Affected Versions and Patch Guidance
Palo Alto Networks has released patches addressing CVE-2026-0257. Organizations should:
- Immediately identify all PAN-OS and Prisma Access deployments in the environment
- Consult the Palo Alto Networks Security Advisory for the specific affected PAN-OS versions and corresponding fixed releases
- Apply patches as an emergency change — do not wait for scheduled maintenance windows given confirmed active exploitation
- Review GlobalProtect logs for anomalous authentication attempts, especially:
- Authentication events with no corresponding legitimate user activity
- Logins from unusual geographic locations or IP ranges
- Bursts of authentication attempts followed by sudden successful connections
Temporary Mitigations (if patching is delayed)
If an emergency patch cannot be applied immediately:
- Restrict GlobalProtect portal and gateway access to known IP ranges at the network perimeter (firewall ACLs, upstream filtering)
- Enable multi-factor authentication on all GlobalProtect user accounts — a bypass of password authentication may still be blocked by MFA depending on implementation
- Increase logging verbosity on GlobalProtect and forward logs to SIEM for real-time alerting on anomalous patterns
- Enable Threat Prevention profiles on the zones adjacent to the GlobalProtect gateway
Detection Guidance
Organizations should search for indicators of exploitation in PAN-OS system and traffic logs:
# Check GlobalProtect authentication logs for anomalies (via PAN-OS CLI)
show log system direction equal forward | match globalprotect
# Look for authentication bypass indicators
show log system | match "CVE-2026-0257\|auth bypass\|authentication failed.*globalprotect"
# Review active GlobalProtect sessions for unexpected sources
show global-protect-gateway current-userIn SIEM environments, alert on:
- GlobalProtect sessions established without a corresponding RADIUS/LDAP authentication event
- Sessions from IP addresses not in the corporate VPN user population
- Rapid sequential session establishment from the same IP (scanning activity)
Broader Context: VPN Exploitation in 2026
The exploitation of CVE-2026-0257 continues a pattern of sustained attacker focus on VPN and remote access appliances.
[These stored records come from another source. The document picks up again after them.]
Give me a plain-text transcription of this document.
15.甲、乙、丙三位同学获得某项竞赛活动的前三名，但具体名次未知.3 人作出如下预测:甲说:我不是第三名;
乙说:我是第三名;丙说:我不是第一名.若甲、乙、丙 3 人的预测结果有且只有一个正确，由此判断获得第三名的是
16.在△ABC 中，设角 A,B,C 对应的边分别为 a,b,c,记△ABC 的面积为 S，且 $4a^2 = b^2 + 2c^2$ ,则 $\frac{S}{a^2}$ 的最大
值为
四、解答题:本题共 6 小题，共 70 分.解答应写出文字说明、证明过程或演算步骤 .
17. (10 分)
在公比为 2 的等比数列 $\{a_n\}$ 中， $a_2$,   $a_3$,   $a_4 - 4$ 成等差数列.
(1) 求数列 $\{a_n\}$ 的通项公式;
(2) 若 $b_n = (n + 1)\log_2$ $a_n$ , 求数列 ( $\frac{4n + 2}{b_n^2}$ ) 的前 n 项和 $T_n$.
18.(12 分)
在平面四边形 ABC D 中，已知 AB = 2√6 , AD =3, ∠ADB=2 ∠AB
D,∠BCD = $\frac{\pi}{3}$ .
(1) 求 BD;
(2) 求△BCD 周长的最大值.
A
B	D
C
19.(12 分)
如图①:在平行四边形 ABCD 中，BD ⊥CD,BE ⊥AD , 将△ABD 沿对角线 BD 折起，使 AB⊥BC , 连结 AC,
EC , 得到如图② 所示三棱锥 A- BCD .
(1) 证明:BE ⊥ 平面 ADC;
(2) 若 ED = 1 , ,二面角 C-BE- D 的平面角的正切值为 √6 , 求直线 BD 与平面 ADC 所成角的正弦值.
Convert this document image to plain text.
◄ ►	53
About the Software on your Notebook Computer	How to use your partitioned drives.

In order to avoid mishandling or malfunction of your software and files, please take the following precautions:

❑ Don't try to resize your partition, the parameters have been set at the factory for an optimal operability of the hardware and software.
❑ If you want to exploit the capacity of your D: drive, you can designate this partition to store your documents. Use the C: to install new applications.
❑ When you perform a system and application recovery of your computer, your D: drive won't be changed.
In 2026 alone, confirmed active exploitation of VPN-class vulnerabilities has included Cisco SD-WAN, Fortinet FortiClient EMS, and Ivanti EPMM — reflecting an industry-wide challenge in securing network perimeter appliances at the pace that threats require.
The Cybersecurity and Infrastructure Security Agency (CISA) has consistently flagged VPN vulnerabilities for priority remediation under its Known Exploited Vulnerabilities (KEV) catalog. Organizations with affected Palo Alto Networks infrastructure should anticipate KEV addition and treat this as a federal-grade remediation priority regardless of sector.
Summary
CVE-2026-0257 is an actively exploited authentication bypass in Palo Alto Networks GlobalProtect that gives threat actors a direct path into enterprise networks without valid credentials. Patches are available and must be applied immediately. Organizations that cannot patch immediately should implement compensating controls and increase monitoring on GlobalProtect infrastructure. Given the track record of rapid exploitation following Palo Alto Networks VPN disclosures, every hour without a patch represents elevated and growing risk.